Note the question is not: What should I do with my life?
Their typical Harvard undergraduate, I believe is really the typical high-achieving undergraduate:
(a) is very good at school; (b) has been very successful by conventional standards for his entire life; (c) has little or no experience of the “real world” outside of school or school-like settings; (d) feels either the ambition or the duty to have a positive impact on the world (not well defined); and (e) is driven more by fear of not being a success than by a concrete desire to do anything in particular.
So what happens to these ambitious high-achievers? They get taken up by the well-structured recruitment processes of established institutions. What are these processes? Medical School, law school, graduate school, consulting firms, accounting firms, and corporate law firms. These recruitment processes gives the students who have spent the last 16 years following a well defined path the next stepping block.
Once these new grads get recruited they get comfortable with the income, and start building their family. After that when kids come along it gets exceedingly hard to transfer careers.
One interesting reason is that people start justifying their career choice. A case of cognitive dissonance. Where previously the reason for working at a investment firm was to pay the bills and learn the necessary skills to move on and change the world. The new justification is the markets of the world need to be fluid, the management of the portfolio is very important to so and so etc.

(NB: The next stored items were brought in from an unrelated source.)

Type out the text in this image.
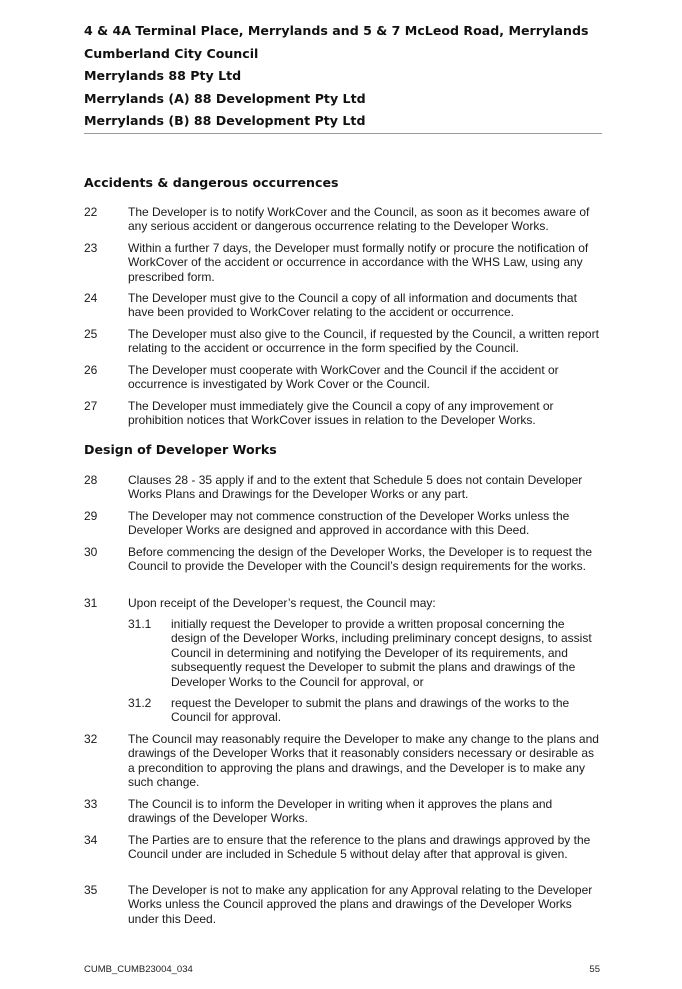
4 & 4A Terminal Place, Merrylands and 5 & 7 McLeod Road, Merrylands
Cumberland City Council
Merrylands 88 Pty Ltd
Merrylands (A) 88 Development Pty Ltd
Merrylands (B) 88 Development Pty Ltd
Accidents & dangerous occurrences
22	The Developer is to notify WorkCover and the Council, as soon as it becomes aware of any serious accident or dangerous occurrence relating to the Developer Works.
23	Within a further 7 days, the Developer must formally notify or procure the notification of WorkCover of the accident or occurrence in accordance with the WHS Law, using any prescribed form.
24	The Developer must give to the Council a copy of all information and documents that have been provided to WorkCover relating to the accident or occurrence.
25	The Developer must also give to the Council, if requested by the Council, a written report relating to the accident or occurrence in the form specified by the Council.
26	The Developer must cooperate with WorkCover and the Council if the accident or occurrence is investigated by Work Cover or the Council.
27	The Developer must immediately give the Council a copy of any improvement or prohibition notices that WorkCover issues in relation to the Developer Works.
Design of Developer Works
28	Clauses 28 - 35 apply if and to the extent that Schedule 5 does not contain Developer Works Plans and Drawings for the Developer Works or any part.
29	The Developer may not commence construction of the Developer Works unless the Developer Works are designed and approved in accordance with this Deed.
30	Before commencing the design of the Developer Works, the Developer is to request the Council to provide the Developer with the Council’s design requirements for the works.
31	Upon receipt of the Developer’s request, the Council may:
31.1	initially request the Developer to provide a written proposal concerning the design of the Developer Works, including preliminary concept designs, to assist Council in determining and notifying the Developer of its requirements, and subsequently request the Developer to submit the plans and drawings of the Developer Works to the Council for approval, or
31.2	request the Developer to submit the plans and drawings of the works to the Council for approval.
32	The Council may reasonably require the Developer to make any change to the plans and drawings of the Developer Works that it reasonably considers necessary or desirable as a precondition to approving the plans and drawings, and the Developer is to make any such change.
33	The Council is to inform the Developer in writing when it approves the plans and drawings of the Developer Works.
34	The Parties are to ensure that the reference to the plans and drawings approved by the Council under are included in Schedule 5 without delay after that approval is given.
35	The Developer is not to make any application for any Approval relating to the Developer Works unless the Council approved the plans and drawings of the Developer Works under this Deed.
CUMB_CUMB23004_034	55
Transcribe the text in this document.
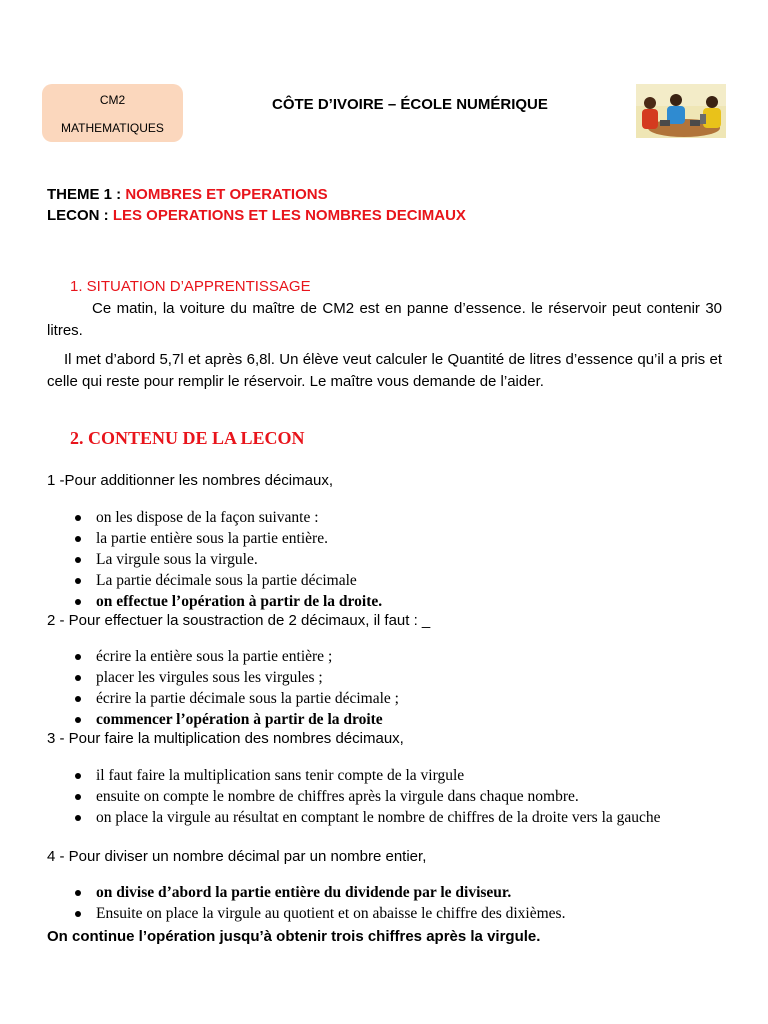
CM2
MATHEMATIQUES
CÔTE D’IVOIRE – ÉCOLE NUMÉRIQUE
THEME 1 : NOMBRES ET OPERATIONS
LECON : LES OPERATIONS ET LES NOMBRES DECIMAUX
1. SITUATION D’APPRENTISSAGE
Ce matin, la voiture du maître de CM2 est en panne d’essence. le réservoir peut contenir 30 litres.
Il met d’abord 5,7l et après 6,8l. Un élève veut calculer le Quantité de litres d’essence qu’il a pris et celle qui reste pour remplir le réservoir. Le maître vous demande de l’aider.
2. CONTENU DE LA LECON
1 -Pour additionner les nombres décimaux,
on les dispose de la façon suivante :
la partie entière sous la partie entière.
La virgule sous la virgule.
La partie décimale sous la partie décimale
on effectue l’opération à partir de la droite.
2 - Pour effectuer la soustraction de 2 décimaux, il faut : _
écrire la entière sous la partie entière ;
placer les virgules sous les virgules ;
écrire la partie décimale sous la partie décimale ;
commencer l’opération à partir de la droite
3 - Pour faire la multiplication des nombres décimaux,
il faut faire la multiplication sans tenir compte de la virgule
ensuite on compte le nombre de chiffres après la virgule dans chaque nombre.
on place la virgule au résultat en comptant le nombre de chiffres de la droite vers la gauche
4 - Pour diviser un nombre décimal par un nombre entier,
on divise d’abord la partie entière du dividende par le diviseur.
Ensuite on place la virgule au quotient et on abaisse le chiffre des dixièmes.
On continue l’opération jusqu’à obtenir trois chiffres après la virgule.
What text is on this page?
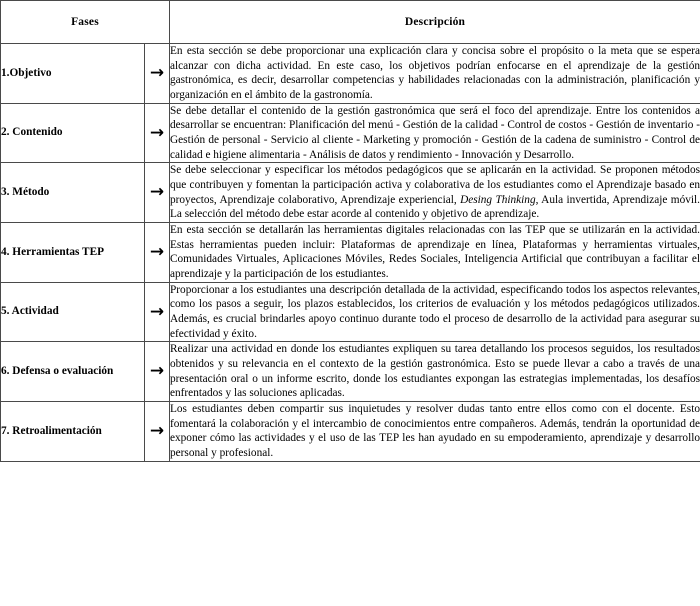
Fases		Descripción
1.Objetivo	→	En esta sección se debe proporcionar una explicación clara y concisa sobre el propósito o la meta que se espera alcanzar con dicha actividad. En este caso, los objetivos podrían enfocarse en el aprendizaje de la gestión gastronómica, es decir, desarrollar competencias y habilidades relacionadas con la administración, planificación y organización en el ámbito de la gastronomía.

2. Contenido	→	Se debe detallar el contenido de la gestión gastronómica que será el foco del aprendizaje. Entre los contenidos a desarrollar se encuentran: Planificación del menú - Gestión de la calidad - Control de costos - Gestión de inventario - Gestión de personal - Servicio al cliente - Marketing y promoción - Gestión de la cadena de suministro - Control de calidad e higiene alimentaria - Análisis de datos y rendimiento - Innovación y Desarrollo.

3. Método	→	Se debe seleccionar y especificar los métodos pedagógicos que se aplicarán en la actividad. Se proponen métodos que contribuyen y fomentan la participación activa y colaborativa de los estudiantes como el Aprendizaje basado en proyectos, Aprendizaje colaborativo, Aprendizaje experiencial, Desing Thinking, Aula invertida, Aprendizaje móvil. La selección del método debe estar acorde al contenido y objetivo de aprendizaje.

4. Herramientas TEP	→	En esta sección se detallarán las herramientas digitales relacionadas con las TEP que se utilizarán en la actividad. Estas herramientas pueden incluir: Plataformas de aprendizaje en línea, Plataformas y herramientas virtuales, Comunidades Virtuales, Aplicaciones Móviles, Redes Sociales, Inteligencia Artificial que contribuyan a facilitar el aprendizaje y la participación de los estudiantes.

5. Actividad	→	Proporcionar a los estudiantes una descripción detallada de la actividad, especificando todos los aspectos relevantes, como los pasos a seguir, los plazos establecidos, los criterios de evaluación y los métodos pedagógicos utilizados. Además, es crucial brindarles apoyo continuo durante todo el proceso de desarrollo de la actividad para asegurar su efectividad y éxito.

6. Defensa o evaluación	→	Realizar una actividad en donde los estudiantes expliquen su tarea detallando los procesos seguidos, los resultados obtenidos y su relevancia en el contexto de la gestión gastronómica. Esto se puede llevar a cabo a través de una presentación oral o un informe escrito, donde los estudiantes expongan las estrategias implementadas, los desafíos enfrentados y las soluciones aplicadas.

7. Retroalimentación	→	Los estudiantes deben compartir sus inquietudes y resolver dudas tanto entre ellos como con el docente. Esto fomentará la colaboración y el intercambio de conocimientos entre compañeros. Además, tendrán la oportunidad de exponer cómo las actividades y el uso de las TEP les han ayudado en su empoderamiento, aprendizaje y desarrollo personal y profesional.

There’s nothing wrong with a career at an investment bank, or at a corporate law firm. But the universities of North America are supposed to be training the leaders of tomorrow. The smart, high-achieving new graduates have a deep desire to help the world, but many of them do not end up fulfilling their ambitious if vague dreams.
I can’t fault the investment banks they are doing what they need to do to succeed. But the world would be a better place if more university graduates go on to really have an impact.
So what can we students do? Our chief problem is our vague goals. So try writing down what you really want to achieve in life, and stop worrying about failing to have an impact – because you just might end up working at in Wall Street or Bay Street.